Summary of the paper

Title Annotating Sentiment and Irony in the Online Italian Political Debate on #labuonascuola
Authors Marco Stranisci, Cristina Bosco, Delia Irazú Hernández Farías and Viviana Patti
Abstract In this paper we present the TWitterBuonaScuola corpus (TW-BS), a novel Italian linguistic resource for Sentiment Analysis, developed with the main aim of analyzing the online debate on the controversial Italian political reform “Buona Scuola” (Good school), aimed at reorganizing the national educational and training systems.

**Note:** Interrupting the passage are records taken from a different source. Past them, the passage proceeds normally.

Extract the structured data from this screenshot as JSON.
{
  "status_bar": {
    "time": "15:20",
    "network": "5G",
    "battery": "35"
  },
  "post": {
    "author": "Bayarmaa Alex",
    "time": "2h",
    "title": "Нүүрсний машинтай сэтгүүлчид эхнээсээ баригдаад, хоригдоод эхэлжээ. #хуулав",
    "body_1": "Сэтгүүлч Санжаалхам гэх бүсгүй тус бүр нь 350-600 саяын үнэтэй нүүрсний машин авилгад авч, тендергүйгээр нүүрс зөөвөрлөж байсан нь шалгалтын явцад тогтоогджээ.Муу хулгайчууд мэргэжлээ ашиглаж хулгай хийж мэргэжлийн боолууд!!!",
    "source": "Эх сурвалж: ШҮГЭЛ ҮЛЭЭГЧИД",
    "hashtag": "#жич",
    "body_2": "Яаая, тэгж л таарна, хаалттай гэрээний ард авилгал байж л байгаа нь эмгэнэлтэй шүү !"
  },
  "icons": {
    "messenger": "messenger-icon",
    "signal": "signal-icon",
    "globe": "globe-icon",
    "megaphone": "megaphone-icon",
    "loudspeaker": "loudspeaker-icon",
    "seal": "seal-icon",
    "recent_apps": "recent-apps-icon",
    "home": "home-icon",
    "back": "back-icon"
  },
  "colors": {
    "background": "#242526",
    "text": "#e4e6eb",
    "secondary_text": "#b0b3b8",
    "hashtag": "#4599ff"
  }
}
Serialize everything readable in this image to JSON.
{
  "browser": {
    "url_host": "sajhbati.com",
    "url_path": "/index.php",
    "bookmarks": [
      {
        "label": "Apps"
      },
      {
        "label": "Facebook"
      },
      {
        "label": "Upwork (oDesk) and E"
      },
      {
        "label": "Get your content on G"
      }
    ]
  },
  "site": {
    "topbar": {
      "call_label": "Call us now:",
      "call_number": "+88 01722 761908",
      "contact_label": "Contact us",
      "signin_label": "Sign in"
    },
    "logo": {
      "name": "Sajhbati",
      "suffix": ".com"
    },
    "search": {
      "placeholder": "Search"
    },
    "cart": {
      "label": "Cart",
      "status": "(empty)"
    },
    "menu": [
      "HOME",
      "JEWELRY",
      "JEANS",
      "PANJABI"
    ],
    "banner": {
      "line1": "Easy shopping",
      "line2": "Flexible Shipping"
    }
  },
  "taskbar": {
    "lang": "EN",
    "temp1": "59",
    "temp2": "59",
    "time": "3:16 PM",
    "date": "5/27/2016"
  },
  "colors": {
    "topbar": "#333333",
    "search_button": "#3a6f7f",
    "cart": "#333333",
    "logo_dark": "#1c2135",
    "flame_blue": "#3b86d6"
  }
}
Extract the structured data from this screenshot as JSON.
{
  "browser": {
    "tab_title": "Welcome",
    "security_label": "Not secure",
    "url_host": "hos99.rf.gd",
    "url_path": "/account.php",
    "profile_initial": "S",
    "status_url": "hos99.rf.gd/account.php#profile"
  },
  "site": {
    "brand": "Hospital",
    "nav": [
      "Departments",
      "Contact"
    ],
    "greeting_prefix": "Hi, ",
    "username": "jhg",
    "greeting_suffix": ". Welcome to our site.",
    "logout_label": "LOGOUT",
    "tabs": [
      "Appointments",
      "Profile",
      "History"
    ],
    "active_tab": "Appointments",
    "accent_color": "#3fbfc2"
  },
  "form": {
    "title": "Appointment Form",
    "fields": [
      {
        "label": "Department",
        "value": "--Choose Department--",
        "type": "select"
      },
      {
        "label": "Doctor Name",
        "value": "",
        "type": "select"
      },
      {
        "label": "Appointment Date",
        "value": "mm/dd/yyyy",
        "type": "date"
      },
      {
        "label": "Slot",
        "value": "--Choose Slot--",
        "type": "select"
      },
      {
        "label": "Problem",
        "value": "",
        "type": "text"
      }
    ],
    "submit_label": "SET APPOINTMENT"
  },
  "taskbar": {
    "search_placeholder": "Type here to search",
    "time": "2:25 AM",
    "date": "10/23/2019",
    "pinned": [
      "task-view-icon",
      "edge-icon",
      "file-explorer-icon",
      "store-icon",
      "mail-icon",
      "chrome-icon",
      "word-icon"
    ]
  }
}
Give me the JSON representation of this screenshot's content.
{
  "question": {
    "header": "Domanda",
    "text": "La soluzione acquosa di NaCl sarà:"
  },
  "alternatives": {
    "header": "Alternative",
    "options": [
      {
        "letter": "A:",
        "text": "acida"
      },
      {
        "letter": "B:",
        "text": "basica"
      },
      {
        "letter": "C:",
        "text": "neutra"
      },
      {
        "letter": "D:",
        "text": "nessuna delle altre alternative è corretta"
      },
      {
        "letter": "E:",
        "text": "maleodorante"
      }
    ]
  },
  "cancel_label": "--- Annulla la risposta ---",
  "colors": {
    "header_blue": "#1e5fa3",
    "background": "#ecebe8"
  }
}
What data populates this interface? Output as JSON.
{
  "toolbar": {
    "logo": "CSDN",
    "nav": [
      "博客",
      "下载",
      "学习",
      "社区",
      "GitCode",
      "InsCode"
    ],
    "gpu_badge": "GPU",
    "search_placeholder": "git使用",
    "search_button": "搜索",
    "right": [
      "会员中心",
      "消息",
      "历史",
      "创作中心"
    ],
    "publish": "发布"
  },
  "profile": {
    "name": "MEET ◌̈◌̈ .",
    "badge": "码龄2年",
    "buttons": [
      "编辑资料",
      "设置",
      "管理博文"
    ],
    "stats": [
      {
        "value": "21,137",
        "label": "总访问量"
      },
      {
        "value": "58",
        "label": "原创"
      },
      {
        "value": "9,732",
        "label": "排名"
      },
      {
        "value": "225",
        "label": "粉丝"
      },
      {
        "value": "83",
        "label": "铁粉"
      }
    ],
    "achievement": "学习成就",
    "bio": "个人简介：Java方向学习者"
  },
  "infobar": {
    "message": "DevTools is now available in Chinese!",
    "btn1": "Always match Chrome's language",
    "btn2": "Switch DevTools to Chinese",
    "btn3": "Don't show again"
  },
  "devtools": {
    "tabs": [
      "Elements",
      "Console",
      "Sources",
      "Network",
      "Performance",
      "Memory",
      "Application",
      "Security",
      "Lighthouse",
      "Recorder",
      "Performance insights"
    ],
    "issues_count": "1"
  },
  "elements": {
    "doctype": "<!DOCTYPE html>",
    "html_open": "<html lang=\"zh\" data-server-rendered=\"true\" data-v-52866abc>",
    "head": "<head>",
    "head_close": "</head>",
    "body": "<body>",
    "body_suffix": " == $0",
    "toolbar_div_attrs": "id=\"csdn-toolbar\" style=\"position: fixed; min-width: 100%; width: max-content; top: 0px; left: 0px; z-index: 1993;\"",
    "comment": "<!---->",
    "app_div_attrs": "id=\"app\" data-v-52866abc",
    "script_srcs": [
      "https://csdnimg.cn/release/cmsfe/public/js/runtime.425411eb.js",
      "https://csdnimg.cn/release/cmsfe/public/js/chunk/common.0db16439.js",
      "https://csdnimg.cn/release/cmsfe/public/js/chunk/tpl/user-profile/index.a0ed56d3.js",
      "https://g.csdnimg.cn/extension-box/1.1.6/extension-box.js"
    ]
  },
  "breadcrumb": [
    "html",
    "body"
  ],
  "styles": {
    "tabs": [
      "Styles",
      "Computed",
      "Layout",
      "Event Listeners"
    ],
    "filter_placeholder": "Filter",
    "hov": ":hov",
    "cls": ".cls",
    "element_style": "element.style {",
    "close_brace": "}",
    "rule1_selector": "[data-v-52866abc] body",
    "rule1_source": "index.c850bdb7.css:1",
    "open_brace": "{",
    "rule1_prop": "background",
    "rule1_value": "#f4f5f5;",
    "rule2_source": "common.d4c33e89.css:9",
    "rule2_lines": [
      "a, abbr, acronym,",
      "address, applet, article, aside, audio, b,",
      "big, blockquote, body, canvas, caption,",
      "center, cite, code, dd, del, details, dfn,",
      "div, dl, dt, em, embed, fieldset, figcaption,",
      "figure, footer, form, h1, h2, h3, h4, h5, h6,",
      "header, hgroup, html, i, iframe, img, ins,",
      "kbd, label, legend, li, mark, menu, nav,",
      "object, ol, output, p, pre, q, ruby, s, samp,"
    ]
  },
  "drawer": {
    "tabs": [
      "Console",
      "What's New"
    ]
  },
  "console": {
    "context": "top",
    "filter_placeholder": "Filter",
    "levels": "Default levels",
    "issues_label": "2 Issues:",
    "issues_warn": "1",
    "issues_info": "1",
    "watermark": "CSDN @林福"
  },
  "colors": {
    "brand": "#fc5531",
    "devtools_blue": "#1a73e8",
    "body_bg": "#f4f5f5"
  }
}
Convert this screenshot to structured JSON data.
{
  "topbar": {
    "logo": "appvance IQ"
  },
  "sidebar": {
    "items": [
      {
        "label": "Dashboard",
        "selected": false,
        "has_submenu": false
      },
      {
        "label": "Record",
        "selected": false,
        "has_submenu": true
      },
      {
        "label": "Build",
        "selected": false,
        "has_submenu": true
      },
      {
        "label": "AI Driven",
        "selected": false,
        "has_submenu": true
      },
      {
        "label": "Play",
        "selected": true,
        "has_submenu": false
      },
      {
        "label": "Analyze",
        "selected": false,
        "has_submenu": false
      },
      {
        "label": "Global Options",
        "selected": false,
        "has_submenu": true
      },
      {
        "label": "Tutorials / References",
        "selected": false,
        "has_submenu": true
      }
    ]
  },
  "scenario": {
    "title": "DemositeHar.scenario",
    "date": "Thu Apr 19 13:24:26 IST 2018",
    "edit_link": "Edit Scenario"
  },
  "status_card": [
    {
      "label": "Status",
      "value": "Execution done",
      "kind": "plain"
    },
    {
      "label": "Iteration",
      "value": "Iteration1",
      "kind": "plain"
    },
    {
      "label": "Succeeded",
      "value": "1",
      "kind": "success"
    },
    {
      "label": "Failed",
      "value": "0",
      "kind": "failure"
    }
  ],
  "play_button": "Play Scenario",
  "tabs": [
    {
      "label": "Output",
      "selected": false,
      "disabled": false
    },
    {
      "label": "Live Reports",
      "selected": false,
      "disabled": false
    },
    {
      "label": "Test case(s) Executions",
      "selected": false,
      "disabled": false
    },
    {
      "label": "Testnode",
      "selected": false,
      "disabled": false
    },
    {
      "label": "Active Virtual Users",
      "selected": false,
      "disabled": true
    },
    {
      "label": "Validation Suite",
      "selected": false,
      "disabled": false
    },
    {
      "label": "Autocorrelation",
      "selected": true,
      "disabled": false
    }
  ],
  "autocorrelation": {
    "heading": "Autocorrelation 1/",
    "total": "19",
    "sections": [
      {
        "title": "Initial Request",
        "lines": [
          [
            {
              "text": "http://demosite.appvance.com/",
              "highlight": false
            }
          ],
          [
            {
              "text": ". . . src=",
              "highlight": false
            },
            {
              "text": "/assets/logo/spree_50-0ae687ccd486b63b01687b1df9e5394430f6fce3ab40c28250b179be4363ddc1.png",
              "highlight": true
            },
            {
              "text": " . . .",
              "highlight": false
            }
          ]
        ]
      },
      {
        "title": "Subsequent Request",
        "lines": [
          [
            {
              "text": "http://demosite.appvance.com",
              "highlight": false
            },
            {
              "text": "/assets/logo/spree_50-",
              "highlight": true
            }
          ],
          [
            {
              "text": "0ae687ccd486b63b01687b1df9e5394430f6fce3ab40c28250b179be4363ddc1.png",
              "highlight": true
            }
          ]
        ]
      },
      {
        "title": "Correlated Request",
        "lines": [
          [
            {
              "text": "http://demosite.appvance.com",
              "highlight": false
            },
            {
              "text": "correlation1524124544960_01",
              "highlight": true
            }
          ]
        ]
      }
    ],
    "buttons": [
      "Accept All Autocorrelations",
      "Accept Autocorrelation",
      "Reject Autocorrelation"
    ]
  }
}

We describe the methodologies applied in the collection and annotation of data. The collection has been driven by the detection of the hashtags mainly used by the participants to the debate, while the annotation has been focused on sentiment polarity and irony, but also extended to mark the aspects of the reform that were mainly discussed in the debate. An in-depth study of the disagreement among annotators is included. We describe the collection and annotation stages, and the in-depth analysis of disagreement made with Crowdflower, a crowdsourcing annotation platform.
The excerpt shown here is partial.